Auto Parts Workers Battle Demand to Cut Wages in Half
— Wendy Thompson
Picketers at American Axle talk about the need to draw a line in the sand—or snow—against spiraling concessions on wages, health care benefits, and pensions. Photo: Jim WestHolbrook Avenue is a busy thoroughfare stretching from I-75 to downtown Hamtramck, a small town enclosed on all sides by Detroit. Cars honk in support of striking members of UAW Local 235 as they pass five picket lines filled 24 hours a day on both sides of the street along the large American Axle and Manufacturing (AAM) complex.

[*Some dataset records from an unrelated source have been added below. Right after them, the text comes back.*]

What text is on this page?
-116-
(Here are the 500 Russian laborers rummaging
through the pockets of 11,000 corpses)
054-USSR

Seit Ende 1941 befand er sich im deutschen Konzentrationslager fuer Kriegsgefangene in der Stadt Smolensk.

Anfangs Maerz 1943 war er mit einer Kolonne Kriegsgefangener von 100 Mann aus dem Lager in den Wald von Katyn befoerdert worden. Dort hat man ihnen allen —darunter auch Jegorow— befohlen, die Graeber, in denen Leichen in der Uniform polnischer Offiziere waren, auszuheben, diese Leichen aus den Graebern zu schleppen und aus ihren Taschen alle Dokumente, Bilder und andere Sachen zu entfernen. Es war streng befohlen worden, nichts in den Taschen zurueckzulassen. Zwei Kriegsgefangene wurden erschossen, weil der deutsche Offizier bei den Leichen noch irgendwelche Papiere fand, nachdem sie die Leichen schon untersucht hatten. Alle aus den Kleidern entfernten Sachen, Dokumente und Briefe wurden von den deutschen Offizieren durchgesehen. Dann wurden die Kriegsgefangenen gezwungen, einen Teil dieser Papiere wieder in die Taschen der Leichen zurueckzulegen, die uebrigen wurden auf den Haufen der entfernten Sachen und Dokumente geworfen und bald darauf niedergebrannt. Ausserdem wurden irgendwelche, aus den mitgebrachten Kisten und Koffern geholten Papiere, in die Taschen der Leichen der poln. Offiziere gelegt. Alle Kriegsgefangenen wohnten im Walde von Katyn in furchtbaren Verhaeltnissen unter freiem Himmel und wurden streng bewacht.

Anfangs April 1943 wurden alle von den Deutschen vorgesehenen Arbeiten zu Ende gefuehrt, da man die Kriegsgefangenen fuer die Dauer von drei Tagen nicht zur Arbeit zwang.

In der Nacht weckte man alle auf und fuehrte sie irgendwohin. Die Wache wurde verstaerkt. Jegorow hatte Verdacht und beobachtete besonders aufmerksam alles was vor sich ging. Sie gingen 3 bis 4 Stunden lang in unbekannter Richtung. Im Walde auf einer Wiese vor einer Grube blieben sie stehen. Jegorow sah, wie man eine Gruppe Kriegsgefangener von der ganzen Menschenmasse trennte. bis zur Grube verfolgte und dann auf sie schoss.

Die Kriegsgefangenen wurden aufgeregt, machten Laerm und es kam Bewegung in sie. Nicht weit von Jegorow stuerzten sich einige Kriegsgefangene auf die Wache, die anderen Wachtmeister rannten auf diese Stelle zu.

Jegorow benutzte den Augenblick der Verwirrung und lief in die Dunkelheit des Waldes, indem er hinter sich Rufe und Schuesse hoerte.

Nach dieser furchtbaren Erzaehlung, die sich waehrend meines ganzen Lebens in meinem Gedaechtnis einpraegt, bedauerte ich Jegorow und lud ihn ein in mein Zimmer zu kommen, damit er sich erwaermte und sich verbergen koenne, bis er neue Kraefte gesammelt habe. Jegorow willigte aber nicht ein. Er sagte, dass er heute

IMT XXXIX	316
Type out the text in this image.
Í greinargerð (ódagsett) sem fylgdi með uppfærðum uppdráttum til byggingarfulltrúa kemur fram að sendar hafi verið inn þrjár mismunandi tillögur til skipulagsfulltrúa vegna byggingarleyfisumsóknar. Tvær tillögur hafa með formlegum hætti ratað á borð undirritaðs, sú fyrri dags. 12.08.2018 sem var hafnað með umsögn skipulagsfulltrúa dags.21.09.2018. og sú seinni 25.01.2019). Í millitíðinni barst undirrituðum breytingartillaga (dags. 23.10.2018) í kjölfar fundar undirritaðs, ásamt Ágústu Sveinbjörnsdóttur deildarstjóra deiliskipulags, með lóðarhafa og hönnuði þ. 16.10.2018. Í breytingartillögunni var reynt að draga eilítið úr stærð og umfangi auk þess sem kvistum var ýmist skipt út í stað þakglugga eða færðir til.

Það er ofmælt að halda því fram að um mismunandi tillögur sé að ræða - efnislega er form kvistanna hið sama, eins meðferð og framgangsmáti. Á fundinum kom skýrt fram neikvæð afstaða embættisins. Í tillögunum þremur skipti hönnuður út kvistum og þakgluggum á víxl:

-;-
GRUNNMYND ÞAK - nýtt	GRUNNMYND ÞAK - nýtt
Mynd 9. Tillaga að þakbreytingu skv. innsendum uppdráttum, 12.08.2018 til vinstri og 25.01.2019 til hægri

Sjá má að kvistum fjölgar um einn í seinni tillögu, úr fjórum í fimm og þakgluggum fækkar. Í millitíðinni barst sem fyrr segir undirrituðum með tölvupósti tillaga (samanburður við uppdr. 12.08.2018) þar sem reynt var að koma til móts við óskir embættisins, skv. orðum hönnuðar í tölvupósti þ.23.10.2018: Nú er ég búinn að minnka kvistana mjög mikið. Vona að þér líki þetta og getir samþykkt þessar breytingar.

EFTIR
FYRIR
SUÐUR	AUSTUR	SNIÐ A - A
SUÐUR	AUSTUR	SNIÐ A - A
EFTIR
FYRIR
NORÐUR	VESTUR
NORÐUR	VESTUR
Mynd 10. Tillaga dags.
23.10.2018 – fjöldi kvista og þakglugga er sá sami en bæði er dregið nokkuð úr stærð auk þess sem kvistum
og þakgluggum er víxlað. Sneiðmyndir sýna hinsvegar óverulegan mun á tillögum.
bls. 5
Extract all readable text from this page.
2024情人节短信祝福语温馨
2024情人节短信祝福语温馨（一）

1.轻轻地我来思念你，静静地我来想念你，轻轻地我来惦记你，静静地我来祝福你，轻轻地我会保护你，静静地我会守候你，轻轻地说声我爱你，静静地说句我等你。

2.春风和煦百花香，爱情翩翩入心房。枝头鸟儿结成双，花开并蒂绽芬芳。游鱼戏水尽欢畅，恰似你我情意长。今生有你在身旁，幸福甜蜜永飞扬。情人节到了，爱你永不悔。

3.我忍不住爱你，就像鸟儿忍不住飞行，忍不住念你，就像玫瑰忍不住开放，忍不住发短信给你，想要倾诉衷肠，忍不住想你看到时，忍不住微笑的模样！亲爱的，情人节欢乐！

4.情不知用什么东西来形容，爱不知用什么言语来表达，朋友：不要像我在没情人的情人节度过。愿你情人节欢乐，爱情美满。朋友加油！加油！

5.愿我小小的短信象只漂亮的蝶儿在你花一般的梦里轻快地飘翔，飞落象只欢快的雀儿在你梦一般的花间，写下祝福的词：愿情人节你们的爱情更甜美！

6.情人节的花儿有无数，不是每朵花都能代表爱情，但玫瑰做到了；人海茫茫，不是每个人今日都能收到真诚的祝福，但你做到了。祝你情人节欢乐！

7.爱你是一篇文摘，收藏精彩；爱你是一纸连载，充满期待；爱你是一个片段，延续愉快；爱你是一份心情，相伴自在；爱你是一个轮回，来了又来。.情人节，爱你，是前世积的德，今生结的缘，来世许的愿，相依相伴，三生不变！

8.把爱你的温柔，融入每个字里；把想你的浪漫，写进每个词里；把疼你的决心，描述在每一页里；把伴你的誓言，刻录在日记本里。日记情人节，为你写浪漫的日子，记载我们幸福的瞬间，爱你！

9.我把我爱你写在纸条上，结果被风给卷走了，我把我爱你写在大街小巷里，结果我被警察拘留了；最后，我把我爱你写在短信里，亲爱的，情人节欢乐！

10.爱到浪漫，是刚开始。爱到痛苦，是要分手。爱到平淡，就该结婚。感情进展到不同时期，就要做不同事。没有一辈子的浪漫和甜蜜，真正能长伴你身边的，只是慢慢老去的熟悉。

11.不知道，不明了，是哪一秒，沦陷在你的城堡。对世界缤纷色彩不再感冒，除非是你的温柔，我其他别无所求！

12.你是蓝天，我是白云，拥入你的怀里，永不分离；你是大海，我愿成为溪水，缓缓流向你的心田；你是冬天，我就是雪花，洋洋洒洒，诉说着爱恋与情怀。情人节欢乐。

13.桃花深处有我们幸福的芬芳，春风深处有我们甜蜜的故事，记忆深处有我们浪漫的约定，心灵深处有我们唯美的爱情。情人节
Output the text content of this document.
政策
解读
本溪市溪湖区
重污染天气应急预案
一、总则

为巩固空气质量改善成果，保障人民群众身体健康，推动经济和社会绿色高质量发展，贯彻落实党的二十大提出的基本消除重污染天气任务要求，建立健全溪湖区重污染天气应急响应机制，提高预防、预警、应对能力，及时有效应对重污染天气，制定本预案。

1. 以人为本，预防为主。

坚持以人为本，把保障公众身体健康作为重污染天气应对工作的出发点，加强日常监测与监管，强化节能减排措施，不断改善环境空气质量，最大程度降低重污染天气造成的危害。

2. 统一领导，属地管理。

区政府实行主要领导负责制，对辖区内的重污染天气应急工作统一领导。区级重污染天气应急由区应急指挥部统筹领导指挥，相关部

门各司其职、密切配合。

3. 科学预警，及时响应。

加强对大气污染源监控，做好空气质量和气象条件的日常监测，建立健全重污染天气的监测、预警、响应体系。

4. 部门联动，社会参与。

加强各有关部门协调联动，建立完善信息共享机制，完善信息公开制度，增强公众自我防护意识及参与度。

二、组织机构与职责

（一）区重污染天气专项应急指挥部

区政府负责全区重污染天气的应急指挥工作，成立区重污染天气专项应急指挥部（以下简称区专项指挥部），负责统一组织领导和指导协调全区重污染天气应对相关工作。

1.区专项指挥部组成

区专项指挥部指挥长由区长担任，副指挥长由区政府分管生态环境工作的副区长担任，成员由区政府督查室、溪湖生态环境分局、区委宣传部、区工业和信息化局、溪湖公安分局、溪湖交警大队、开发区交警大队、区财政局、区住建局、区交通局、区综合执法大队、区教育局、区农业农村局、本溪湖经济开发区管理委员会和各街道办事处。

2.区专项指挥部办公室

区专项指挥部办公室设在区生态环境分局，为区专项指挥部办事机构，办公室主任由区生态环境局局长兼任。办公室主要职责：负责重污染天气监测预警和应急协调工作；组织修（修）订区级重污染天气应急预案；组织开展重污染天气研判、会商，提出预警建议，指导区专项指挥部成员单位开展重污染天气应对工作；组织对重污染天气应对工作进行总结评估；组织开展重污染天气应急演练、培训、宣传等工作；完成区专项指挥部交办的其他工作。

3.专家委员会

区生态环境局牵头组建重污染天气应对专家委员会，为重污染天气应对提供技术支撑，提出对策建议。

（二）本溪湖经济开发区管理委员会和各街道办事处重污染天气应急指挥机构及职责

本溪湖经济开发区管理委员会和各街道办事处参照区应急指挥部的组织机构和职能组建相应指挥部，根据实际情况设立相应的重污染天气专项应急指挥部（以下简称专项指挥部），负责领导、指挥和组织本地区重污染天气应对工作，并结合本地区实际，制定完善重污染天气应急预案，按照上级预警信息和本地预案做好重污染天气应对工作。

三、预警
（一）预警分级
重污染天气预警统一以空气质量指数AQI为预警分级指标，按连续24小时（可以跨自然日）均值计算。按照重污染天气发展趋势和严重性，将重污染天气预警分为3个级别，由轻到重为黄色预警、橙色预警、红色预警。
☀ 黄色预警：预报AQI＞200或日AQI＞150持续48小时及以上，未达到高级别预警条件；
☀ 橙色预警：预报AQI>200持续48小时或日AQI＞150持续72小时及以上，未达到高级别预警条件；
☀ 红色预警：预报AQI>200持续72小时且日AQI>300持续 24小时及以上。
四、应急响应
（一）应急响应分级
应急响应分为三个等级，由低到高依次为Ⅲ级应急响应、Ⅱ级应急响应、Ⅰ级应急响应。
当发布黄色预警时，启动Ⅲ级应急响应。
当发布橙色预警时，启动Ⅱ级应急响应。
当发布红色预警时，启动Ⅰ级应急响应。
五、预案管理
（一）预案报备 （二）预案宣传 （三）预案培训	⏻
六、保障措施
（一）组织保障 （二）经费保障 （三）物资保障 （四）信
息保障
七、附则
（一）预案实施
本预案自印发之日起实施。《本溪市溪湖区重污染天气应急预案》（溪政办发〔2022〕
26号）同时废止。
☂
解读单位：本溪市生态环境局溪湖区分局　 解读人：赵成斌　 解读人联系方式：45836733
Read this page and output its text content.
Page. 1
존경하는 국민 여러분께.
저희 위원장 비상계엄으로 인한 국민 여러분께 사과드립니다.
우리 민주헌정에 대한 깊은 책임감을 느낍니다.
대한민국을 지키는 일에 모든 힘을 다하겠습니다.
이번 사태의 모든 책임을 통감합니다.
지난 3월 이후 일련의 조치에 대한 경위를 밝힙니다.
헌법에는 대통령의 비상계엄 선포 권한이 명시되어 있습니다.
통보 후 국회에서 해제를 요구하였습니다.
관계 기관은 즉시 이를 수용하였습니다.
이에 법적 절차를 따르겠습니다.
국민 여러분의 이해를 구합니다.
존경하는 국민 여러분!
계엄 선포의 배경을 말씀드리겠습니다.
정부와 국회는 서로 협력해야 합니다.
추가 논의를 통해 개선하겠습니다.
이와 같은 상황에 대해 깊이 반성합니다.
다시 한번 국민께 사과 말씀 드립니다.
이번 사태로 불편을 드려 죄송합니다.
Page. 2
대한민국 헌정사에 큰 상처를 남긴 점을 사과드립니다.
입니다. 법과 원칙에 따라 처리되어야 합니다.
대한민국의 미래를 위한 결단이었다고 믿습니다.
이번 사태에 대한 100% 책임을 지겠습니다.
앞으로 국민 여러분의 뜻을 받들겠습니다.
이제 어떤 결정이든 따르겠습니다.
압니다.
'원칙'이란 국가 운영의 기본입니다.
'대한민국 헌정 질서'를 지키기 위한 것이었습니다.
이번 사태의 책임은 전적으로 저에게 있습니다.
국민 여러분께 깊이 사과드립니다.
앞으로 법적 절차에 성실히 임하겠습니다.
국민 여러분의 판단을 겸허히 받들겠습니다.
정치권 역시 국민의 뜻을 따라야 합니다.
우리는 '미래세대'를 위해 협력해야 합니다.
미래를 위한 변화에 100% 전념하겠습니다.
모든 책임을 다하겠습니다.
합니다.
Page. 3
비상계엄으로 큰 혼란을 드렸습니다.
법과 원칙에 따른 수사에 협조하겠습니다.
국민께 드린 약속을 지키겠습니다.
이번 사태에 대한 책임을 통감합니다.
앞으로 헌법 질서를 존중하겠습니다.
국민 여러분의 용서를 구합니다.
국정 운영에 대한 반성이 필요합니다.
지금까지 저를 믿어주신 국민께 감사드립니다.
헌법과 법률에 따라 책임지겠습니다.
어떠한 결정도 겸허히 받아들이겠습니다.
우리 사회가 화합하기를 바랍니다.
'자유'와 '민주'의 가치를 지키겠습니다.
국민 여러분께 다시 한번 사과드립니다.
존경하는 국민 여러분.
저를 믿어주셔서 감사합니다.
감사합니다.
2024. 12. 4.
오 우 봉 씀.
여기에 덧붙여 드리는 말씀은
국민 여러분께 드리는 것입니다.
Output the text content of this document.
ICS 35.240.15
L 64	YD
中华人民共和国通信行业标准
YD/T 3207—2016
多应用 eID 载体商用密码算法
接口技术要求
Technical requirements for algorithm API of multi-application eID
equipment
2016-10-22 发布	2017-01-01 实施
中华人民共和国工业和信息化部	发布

There are five more lines going south on St. Aubin Street, and two to the north. Spirits are high, and strikers are dressed warmly to face the bitter tail of winter weather.
More than 3,600 American Axle workers have been on strike since February 26 at this plant and four other plants in Detroit and Three Rivers, Michigan, and two Buffalo suburbs, Cheektowaga and Tonawanda, New York. The plants produce the axles and parts for every General Motors light truck and SUV built in North America. Their chokehold on auto production was quickly felt: 28 GM plants at press time have stopped their lines as a result of the strike.
LINE IN THE SAND
Many workers prepared for the strike and are ready to stay out as long as it takes. One Detroit plant worker had gone as far as putting aside money for two years in anticipation of the strike. When asked about how he was faring four weeks into the strike he replied, “like a piece of cake.”
Picketers talk about the need to draw a line in the sand against spiraling concessions on wages, health care benefits, and pensions.